Wednesday, December 17, 2008


Heller leads to more registration:
The District of Columbia Council passed more regulations for gun owners Tuesday, months after the U.S. Supreme Court struck down the city's 32-year-old handgun ban.

Among other things, the bill requires gun owners to register their weapons every three years and receive training by a certified firearms instructor.

"This bill will be, I think, one of the most progressive registration laws in the country," Council member Phil Mendelson said.
"Progressive."  Yeah.

So much for the vaunted Heller decision.

I agree that people should have firearm's training.  If this means that a person grew up in a family of experienced gun owners and learned through years of teaching by other family members, that's fine.  Someone coming in from outside the "gun culture" should seek out training.  It's just a good idea.

But that training must not be legally mandated.  To do so means that it is not a right--it is a privilege granted by the state.  The state will decide when and if you may gain such training, and the state will decide if your training is sufficient before it grants you the privilege of possessing the means for basic survival against a violent attack.

Your life=state mandated "training."  Doesn't anyone else find that repugnant?


  1. I actually have no problem with mandated training. The problem that I have with this is that it is specifically intended to be a deterrent to gun ownership. The mandated training is not provided free of charge and will undoubtedly be egregiously difficult.

    As I said, I have no problem with mandatory training and I think we should push for it. My vision of the mandated training would begin in elementary school with the "Eddie Eagle Gunsafe" program in each grade. Beginning in about 4th grade, the four rules of gun safety should be required. Middle school mandatory training should include a hunter's safety course and proper handling and operation of long guns.
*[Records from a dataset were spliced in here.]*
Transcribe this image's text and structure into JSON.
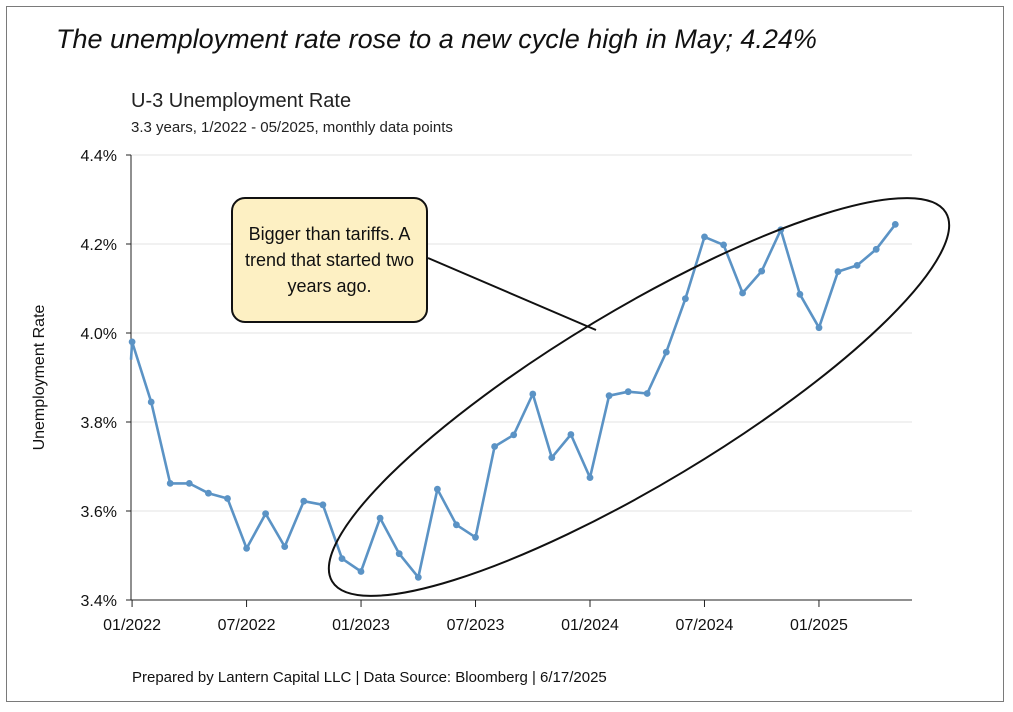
{
  "headline": "The unemployment rate rose to a new cycle high in May; 4.24%",
  "footer": "Prepared by Lantern Capital LLC | Data Source: Bloomberg | 6/17/2025",
  "callout": "Bigger than tariffs. A trend that started two years ago.",
  "colors": {
    "line": "#5b93c5",
    "grid": "#e3e3e3",
    "axis": "#222222",
    "callout_fill": "#fdf0c3"
  },
  "chart_data": {
    "type": "line",
    "title": "U-3 Unemployment Rate",
    "subtitle": "3.3 years, 1/2022 - 05/2025, monthly data points",
    "ylabel": "Unemployment Rate",
    "xlabel": "",
    "ylim": [
      3.4,
      4.4
    ],
    "yticks": [
      3.4,
      3.6,
      3.8,
      4.0,
      4.2,
      4.4
    ],
    "ytick_labels": [
      "3.4%",
      "3.6%",
      "3.8%",
      "4.0%",
      "4.2%",
      "4.4%"
    ],
    "xticks": [
      "2022-01",
      "2022-07",
      "2023-01",
      "2023-07",
      "2024-01",
      "2024-07",
      "2025-01"
    ],
    "xtick_labels": [
      "01/2022",
      "07/2022",
      "01/2023",
      "07/2023",
      "01/2024",
      "07/2024",
      "01/2025"
    ],
    "grid": true,
    "series": [
      {
        "name": "",
        "x": [
          "2022-01",
          "2022-02",
          "2022-03",
          "2022-04",
          "2022-05",
          "2022-06",
          "2022-07",
          "2022-08",
          "2022-09",
          "2022-10",
          "2022-11",
          "2022-12",
          "2023-01",
          "2023-02",
          "2023-03",
          "2023-04",
          "2023-05",
          "2023-06",
          "2023-07",
          "2023-08",
          "2023-09",
          "2023-10",
          "2023-11",
          "2023-12",
          "2024-01",
          "2024-02",
          "2024-03",
          "2024-04",
          "2024-05",
          "2024-06",
          "2024-07",
          "2024-08",
          "2024-09",
          "2024-10",
          "2024-11",
          "2024-12",
          "2025-01",
          "2025-02",
          "2025-03",
          "2025-04",
          "2025-05"
        ],
        "values": [
          3.98,
          3.845,
          3.662,
          3.662,
          3.64,
          3.628,
          3.516,
          3.594,
          3.52,
          3.622,
          3.614,
          3.493,
          3.464,
          3.584,
          3.504,
          3.451,
          3.649,
          3.569,
          3.541,
          3.745,
          3.771,
          3.863,
          3.72,
          3.772,
          3.675,
          3.859,
          3.868,
          3.864,
          3.957,
          4.077,
          4.216,
          4.198,
          4.09,
          4.139,
          4.232,
          4.087,
          4.012,
          4.138,
          4.152,
          4.188,
          4.244
        ]
      }
    ],
    "annotations": [
      {
        "type": "ellipse",
        "note": ""
      }
    ]
  }
}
At this point, electives in marksmanship using air rifles and moving up to .22 caliber rifles and small shotguns should be offered.

    In High school, proper handling and operation of handguns should be mandatory as well as continuing training on rifle marksmanship, the legalities and ramifications of self defense. Electives would include handgun marksmanship, reloading and ballistics, and inter mural teams for high powered rifle, skeet/trap/sporting clays, Olympic shooting events, IDPA/USPSA style practical shooting, cowboy action shooting etc.

    The basics should be mandatory for everyone, whether their parents ever intend for them to own firearms or not. The required classes should be offered at reasonable or no cost at state subsidized vo-techs for people who graduated from high school before the mandatory training went into effect and for immigrants.

    All that should be required in each of the 50 states to certify that one is properly trained is to show a high school diploma dated after implementation of the training, or a certificate from the vo-tech certifying the training was completed.

    If everyone is trained in the basics, the excuse about untrained people flies out the window. Plus I firmly believe that we would see a significant reduction in accidental/negligent shootings as well as the pleasant side effect of untold numbers of new shooters being introduced to the sports.

    Of course I doubt that it would ever pass because the anti-s will scream that we're training kids to be killers and the media would be non-stop with "the sky is falling propaganda".

    Anyway, that was just a really, really long way of saying that I fully support mandatory training as long as it is not used as a deterrent (either through cost or inconvenience) to gun ownership and is not used as a de-facto gun owner registration scheme.

  2. Except that the state will always, always use it as an obstacle and a deterrent.

    I would never mandate firearms training against the wishes of individuals and parents, but I would have no problem with optional "electives" being available.

  3. I agree with Alan on this one. There should be NO mandated training at all...perhaps such training should be strongly encouraged on the elementary school level and beyond, but never mandatory.

    But this is not the only problem with the new D.C. law. Guns must be re-registered every 3 years and gun owners must get another background check every 6 years.

    Government simply needs to get the hell out of the way and leave the citizens alone.